Wednesday, March 14, 2007

Saying Goodbye to a Furry Family Member

My parents' dog, Ewok, was over 15 years old. She was a small, black poodle mix who resembled this puppy shown here (from the movie "Lady & The Tramp"). Although my mom had given her a very elegant name, I had given her the nickname "Ewok" when she was a fluffy puffball of a puppy. If she had been posed with a little spear in one paw, she would've looked exactly like an Ewok from the Star Wars series.

Ewok was a sweet, gentle, cuddly girl. She loved laps and snuggling with people. Her great favorite was my father, who seems to be able to gentle any animal; wild or tame.

When they found out that Ewok had bone cancer, my parents were devastated. Of course, ever practical, we all knew it was coming. However, my parents made the decision to keep her on pain medicine but not treat the cancer. "After all," the vet said, "once a dog has been diagnosed with bone cancer, they never live for more than 6 months... even IF you treat the cancer with chemotherapy."
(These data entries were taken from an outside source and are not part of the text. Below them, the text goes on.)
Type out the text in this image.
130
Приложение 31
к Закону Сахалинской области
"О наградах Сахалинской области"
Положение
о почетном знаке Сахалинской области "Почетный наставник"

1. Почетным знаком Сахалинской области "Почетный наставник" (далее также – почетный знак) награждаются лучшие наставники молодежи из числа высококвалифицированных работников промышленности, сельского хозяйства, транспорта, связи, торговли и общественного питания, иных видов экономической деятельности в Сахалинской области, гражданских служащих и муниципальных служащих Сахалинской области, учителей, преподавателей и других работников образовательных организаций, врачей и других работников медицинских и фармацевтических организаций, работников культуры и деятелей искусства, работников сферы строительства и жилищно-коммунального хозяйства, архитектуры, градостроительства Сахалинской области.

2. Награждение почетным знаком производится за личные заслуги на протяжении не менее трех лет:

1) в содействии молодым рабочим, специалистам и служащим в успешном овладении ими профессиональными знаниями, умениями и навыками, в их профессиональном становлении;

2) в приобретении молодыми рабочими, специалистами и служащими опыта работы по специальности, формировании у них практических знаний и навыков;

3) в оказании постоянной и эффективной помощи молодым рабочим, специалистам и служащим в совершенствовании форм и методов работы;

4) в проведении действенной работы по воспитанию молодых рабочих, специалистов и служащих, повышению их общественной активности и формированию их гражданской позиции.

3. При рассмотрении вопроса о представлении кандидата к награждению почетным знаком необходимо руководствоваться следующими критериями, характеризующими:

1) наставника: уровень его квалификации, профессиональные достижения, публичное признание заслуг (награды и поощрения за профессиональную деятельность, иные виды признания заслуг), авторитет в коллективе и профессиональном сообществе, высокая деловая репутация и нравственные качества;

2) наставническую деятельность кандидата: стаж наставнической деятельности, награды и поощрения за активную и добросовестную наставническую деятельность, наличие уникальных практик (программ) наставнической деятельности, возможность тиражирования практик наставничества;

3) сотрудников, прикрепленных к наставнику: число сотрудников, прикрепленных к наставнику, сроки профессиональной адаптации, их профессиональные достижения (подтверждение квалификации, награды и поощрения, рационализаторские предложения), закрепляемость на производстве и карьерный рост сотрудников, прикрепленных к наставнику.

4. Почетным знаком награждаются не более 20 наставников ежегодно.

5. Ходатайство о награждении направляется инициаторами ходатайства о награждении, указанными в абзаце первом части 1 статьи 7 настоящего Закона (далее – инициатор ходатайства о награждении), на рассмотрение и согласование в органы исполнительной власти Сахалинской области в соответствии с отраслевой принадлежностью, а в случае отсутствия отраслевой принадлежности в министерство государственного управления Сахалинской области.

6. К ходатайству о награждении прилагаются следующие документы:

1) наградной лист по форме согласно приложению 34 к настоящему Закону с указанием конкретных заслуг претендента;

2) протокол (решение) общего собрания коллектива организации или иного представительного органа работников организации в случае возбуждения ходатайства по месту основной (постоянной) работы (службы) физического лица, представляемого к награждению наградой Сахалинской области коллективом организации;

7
They had hoped that Ewok would last a little longer. My younger brother, who is soon due to arrive from Japan, had been especially close to her and he wanted to see her one last time before she was put to sleep. And, of course, Mom and Dad were very reluctant to part from her.

But yesterday as I was on the road, I got a tearful call from my mom. Ewok had taken a turn for the worse. She was now obviously in a lot of pain and her breathing had grown labored. It was time. They had to put her to sleep, and they needed me to come dig the grave.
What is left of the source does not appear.